Lawrence Berkeley National Laboratory has duplicated the water conditions in areas affected by the 4m barrel Gulf of Mexico spillage when a Deepwater Horizon drill-pipe exploded in 2010. A research team at the lab isolated the oil-eating strains of bacteria that helped eradicated sub-surface spill plume.

Nearly half the 4m spilled barrels remained below the surface. After collecting deep ocean water from the region and adding oil and dispersants to it the team discovered a fast-growing, oil-eating bacterium (named bermanella macondoprimitus), along with a community of other deep-dwelling species that have streamlined genes for degrading oil.

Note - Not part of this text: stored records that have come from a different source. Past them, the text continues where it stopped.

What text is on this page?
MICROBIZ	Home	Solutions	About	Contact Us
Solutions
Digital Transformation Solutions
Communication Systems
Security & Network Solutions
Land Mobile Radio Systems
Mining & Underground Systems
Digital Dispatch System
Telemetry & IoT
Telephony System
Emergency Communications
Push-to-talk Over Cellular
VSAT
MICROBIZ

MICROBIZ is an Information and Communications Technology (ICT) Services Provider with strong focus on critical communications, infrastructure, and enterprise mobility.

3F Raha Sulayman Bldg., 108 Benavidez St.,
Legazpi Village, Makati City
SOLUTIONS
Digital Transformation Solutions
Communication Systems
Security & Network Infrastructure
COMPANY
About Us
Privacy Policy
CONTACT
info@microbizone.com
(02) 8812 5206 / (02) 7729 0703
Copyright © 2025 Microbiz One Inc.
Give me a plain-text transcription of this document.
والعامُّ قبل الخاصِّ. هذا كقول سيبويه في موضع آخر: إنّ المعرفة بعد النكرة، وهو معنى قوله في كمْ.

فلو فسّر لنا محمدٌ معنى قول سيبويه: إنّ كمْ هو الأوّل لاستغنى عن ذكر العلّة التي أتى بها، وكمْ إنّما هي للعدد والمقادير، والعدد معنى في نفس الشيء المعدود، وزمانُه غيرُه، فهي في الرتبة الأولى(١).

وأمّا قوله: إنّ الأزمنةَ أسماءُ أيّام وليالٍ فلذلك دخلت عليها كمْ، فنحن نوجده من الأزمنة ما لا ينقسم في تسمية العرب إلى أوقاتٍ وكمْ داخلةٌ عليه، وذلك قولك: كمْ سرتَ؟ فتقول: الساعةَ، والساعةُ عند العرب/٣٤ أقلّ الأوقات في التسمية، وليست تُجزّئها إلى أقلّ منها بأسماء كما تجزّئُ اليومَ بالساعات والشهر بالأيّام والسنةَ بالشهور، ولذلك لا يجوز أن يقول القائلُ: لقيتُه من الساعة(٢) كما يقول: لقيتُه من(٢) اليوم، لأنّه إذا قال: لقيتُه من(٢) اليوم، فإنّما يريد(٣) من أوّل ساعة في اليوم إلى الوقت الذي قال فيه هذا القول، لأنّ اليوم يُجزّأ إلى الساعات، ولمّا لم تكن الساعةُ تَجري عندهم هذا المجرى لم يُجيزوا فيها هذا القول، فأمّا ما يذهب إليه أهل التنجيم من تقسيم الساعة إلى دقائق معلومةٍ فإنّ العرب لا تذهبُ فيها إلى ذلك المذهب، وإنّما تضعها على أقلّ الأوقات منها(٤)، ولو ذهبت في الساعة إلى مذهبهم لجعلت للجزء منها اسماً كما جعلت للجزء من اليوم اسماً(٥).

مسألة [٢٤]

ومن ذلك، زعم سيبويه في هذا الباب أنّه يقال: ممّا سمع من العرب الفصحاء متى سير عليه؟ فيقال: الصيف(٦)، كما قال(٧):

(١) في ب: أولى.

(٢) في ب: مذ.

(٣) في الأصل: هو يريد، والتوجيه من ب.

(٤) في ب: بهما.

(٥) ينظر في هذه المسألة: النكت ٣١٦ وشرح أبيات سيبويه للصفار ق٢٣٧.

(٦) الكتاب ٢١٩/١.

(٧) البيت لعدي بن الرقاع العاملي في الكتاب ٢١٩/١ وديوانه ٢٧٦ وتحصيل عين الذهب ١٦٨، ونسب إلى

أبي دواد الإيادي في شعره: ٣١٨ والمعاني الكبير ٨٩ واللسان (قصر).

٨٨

Team leader microbial ecologist Gary Andersen said that oft-criticized dispersants used in oil clean-ups boosted these microbes’ performance. “Our study demonstrated the importance of using dispersants in producing neutrally buoyant, tiny oil droplets, which kept much of the oil from reaching the ocean surface. Naturally occurring microbes at this depth are highly specialized in growing by using specific components of the oil for their food source. So the oil droplets provided a large surface area for the microbes to chew up the oil”, he said.

Unfortunately the bacteria evolved specifically for the Gulf of Mexico environment, meaning that they cannot be used in other waters.